Explained: Nissan’s VC-Turbo

AS electric propulsion edges ever closer to the critical popularity tipping point, mainstream brands including Nissan are proving that there’s plenty of life left in combustion power.

The Japanese manufacturer’s VC-Turbo engine uses an ingenious variable crankshaft arrangement that allows the compression ratio to be altered while running. Unlike some ‘virtual’ variable-compression-ratio offerings that use clever valve timing to achieve something similar, Nissan’s VC-T actually changes the TDC (top dead centre) height of the piston.

Under low-load conditions such as freeway cruising, the piston is allowed to travel to the highest permissible position up the cylinder, creating maximum compression before ignition. When maximum power is required, though, the complex multi-link crankshaft pulls its party trick. Instead of a simple plain bearing at the ‘big-end’ of the piston connecting rod, the CV-Turbo engine has a multi-link which connects the offset con-rod to a completely separate control shaft as well as the crankshaft bearing.

When its governing Harmonic Drive rotates the control shaft, the big-end rotates towards the lower side of the crankshaft, in turn lowering the piston’s swept zone and TDC height. This creates more space in the combustion chamber, allowing the turbo to force more air and fuel into the cylinder before combustion for maximum power: two engines in one.

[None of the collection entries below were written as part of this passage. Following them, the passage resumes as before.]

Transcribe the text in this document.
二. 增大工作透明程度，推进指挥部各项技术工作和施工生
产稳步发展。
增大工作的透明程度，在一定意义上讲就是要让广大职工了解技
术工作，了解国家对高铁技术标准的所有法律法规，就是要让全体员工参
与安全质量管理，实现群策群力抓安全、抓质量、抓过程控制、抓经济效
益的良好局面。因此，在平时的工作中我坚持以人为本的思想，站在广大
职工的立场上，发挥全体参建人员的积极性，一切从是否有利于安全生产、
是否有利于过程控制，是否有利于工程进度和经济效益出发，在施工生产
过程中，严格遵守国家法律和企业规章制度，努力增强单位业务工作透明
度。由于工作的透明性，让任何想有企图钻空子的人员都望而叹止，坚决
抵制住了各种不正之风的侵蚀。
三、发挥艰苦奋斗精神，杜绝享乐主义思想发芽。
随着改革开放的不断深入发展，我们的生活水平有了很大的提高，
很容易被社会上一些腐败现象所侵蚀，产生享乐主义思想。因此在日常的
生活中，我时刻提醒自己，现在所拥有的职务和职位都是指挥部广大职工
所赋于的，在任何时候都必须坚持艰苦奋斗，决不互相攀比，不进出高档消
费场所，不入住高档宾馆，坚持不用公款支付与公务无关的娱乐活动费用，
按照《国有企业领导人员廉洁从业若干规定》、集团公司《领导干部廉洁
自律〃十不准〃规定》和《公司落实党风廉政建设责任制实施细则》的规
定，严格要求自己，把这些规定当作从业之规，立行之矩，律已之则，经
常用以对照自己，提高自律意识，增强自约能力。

In angry mode, a 2.0-litre VC-T engine can pump out about 200kW but uses around 6.2 litres of fuel per 100km on the combined cycle.

How it works:

Bit of both

Under light conditions when the turbo is virtually idle, the VC-T can squeeze air in the cylinder to 14 times induction pressure before combustion (14:1), but under heavy acceleration the clever crank lowers that ratio to just 8:1, allowing the hard-working turbo to pack in maximum charge.

Con job

Inside the crankcase of a conventional piston engine there are just three bearings per cylinder and only one con-rod. But the extra complexity of the VC-T, with four connecting components, more than doubles the number of bearings. That means more weight and cost.

Smooth operator

As a bonus, the multi-link set-up removes the necessity of balancer shafts in four-cylinder engines. It also reduces the side-to-side movement of the con-rod big-end and almost eliminates side forces on the piston. This in turn reduces friction in the cylinder for better fuel economy and increased service life.